The project uses pytest with the following patterns:

  • Flat test functions: Write standalone test_* functions, not class-based test suites. Use fixtures and parametrize for shared setup instead of class inheritance.
  • Fixtures: Shared fixtures are provided via pytest_plugins from data_designer.config.testing.fixtures and data_designer.engine.testing.fixtures, plus local conftest.py files in each test directory
  • Stub configs: YAML-based configuration stubs for testing (see stub_data_designer_config_str fixture)
  • Mocking: Use unittest.mock.patch for external services and dependencies
  • Async support: pytest-asyncio for async tests (asyncio_default_fixture_loop_scope = "session")
  • HTTP mocking: pytest-httpx for mocking HTTP requests
  • Coverage: Track test coverage with pytest-cov

Test Guidelines

  • Test public APIs only: Tests should exercise public interfaces, not _-prefixed functions or classes.
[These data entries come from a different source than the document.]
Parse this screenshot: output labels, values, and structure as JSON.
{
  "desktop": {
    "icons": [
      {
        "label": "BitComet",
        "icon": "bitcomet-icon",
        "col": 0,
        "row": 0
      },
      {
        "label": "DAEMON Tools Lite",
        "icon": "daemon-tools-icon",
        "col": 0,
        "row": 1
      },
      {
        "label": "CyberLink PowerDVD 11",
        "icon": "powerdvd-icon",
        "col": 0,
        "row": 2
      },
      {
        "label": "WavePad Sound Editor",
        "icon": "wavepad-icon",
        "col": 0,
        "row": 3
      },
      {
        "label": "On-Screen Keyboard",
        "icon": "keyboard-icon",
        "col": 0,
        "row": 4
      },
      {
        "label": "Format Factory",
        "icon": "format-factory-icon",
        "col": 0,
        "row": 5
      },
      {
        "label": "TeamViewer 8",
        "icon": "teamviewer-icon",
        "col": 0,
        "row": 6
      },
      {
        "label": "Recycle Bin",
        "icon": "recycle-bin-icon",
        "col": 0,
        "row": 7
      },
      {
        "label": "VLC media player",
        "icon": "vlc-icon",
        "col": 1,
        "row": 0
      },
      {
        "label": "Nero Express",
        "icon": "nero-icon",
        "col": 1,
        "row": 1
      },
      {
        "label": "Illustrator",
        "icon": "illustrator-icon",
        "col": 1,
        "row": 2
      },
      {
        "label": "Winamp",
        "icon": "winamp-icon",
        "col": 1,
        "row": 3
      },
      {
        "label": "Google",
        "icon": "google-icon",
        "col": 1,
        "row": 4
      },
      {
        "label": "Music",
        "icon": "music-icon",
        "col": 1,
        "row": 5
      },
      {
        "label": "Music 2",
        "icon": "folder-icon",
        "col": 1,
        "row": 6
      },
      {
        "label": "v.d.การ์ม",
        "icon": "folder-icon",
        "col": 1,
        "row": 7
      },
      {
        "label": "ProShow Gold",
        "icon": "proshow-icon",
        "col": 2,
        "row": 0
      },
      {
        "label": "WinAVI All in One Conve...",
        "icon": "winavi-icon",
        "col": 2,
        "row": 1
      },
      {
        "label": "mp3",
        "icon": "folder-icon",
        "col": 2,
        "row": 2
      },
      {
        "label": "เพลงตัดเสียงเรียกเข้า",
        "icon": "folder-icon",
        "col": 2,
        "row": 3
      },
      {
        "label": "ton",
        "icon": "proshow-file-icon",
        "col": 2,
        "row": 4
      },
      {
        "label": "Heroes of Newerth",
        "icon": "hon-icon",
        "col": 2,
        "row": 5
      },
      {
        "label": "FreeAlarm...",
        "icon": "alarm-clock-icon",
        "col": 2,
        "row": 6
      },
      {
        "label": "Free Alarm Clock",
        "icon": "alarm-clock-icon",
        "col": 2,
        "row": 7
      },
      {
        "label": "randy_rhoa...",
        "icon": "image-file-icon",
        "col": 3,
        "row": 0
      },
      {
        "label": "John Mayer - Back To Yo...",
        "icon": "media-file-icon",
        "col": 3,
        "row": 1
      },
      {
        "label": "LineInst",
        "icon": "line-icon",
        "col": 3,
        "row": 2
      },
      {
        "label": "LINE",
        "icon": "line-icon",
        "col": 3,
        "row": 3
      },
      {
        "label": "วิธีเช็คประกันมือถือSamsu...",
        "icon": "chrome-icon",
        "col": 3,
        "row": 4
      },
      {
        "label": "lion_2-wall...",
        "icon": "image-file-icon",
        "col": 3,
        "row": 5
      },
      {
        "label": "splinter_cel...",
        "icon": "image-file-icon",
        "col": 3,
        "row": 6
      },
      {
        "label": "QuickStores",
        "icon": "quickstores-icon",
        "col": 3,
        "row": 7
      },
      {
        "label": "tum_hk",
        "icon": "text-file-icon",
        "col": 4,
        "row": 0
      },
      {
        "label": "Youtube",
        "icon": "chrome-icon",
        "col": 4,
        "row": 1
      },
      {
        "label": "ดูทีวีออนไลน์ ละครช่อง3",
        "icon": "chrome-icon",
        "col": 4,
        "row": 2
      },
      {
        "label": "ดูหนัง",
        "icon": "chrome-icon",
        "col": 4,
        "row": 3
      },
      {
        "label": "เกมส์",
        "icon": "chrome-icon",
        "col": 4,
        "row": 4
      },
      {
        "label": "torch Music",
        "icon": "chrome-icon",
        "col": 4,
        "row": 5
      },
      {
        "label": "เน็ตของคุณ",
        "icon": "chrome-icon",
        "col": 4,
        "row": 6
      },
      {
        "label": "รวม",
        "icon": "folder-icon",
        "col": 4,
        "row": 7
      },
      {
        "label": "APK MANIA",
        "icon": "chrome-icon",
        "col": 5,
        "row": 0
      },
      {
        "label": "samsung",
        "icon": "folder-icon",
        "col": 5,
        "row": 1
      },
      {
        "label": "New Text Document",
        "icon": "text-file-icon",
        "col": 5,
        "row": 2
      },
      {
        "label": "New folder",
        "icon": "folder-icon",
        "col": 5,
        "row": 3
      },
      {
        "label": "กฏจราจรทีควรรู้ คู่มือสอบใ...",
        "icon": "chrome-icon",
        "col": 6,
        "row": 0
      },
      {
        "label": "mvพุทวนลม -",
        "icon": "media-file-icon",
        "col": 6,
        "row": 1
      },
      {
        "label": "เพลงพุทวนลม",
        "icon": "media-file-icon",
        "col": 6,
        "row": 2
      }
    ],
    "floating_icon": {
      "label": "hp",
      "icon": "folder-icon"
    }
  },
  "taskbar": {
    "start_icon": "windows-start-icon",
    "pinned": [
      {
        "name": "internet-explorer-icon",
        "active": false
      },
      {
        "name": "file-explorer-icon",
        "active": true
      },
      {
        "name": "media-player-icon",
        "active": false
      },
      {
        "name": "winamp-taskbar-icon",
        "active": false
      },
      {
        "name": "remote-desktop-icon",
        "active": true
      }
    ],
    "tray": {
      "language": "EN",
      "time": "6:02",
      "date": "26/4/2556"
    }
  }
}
If something is hard to test without reaching into private internals, consider refactoring the code to expose a public entry point
  • Type annotations required: Test functions and fixtures must include type annotations — -> None for tests, typed parameters, and typed return values for fixtures
  • Imports at module level: Follow the same import rules as production code — keep imports at the top of the file, not inside test functions
  • Parametrize over duplicate: Use @pytest.mark.parametrize (with ids= for readable names) instead of writing multiple test functions for variations of the same behavior
  • Minimal fixtures: Fixtures should be simple — one fixture, one responsibility, just setup with no behavior logic
  • Shared fixtures in conftest.py: Place fixtures shared across a test directory in conftest.py
  • Mock at boundaries: Mock external dependencies (APIs, databases, third-party services), not internal functions
  • Test behavior, not implementation: Assert on outputs and side effects, not internal call counts (unless verifying routing)
  • Keep mocking shallow: If a test requires deeply nested mocking, the code under test may need refactoring

Example Test

from typing import Any

from data_designer.config.config_builder import DataDesignerConfigBuilder


def test_something(stub_model_configs: dict[str, Any]) -> None:
    """Test description."""
    builder = DataDesignerConfigBuilder(model_configs=stub_model_configs)
    # ... test implementation
    assert expected == actual

Pre-commit Hooks

The project uses pre-commit hooks to enforce code quality. Install them with:

uv run pre-commit install

Hooks include:

  • Trailing whitespace removal
  • End-of-file fixer
  • YAML/JSON/TOML validation
  • Merge conflict detection
  • Debug statement detection
  • Ruff linting and formatting

Common Tasks

make clean                       # Clean up generated files
make update-license-headers      # Add SPDX headers to new files
make check-all-fix               # Format + lint before committing
make test                        # Run all tests
make coverage                    # Run tests with coverage report
make perf-import                 # Profile import time
make perf-import CLEAN=1         # Clean cache first, then profile
make convert-execute-notebooks   # Regenerate .ipynb from docs/notebook_source/*.py
make generate-colab-notebooks    # Generate Colab-compatible notebooks

Import Performance

After adding heavy third-party dependencies, verify import performance:

make perf-import CLEAN=1

There is also a CI test (test_import_performance in packages/data-designer/tests/test_import_perf.py) that runs 5 import cycles (1 cold + 4 warm) and fails if the average exceeds 3 seconds. If your dependency causes a regression, add it to lazy_heavy_imports.py — see STYLEGUIDE.md for the lazy loading pattern.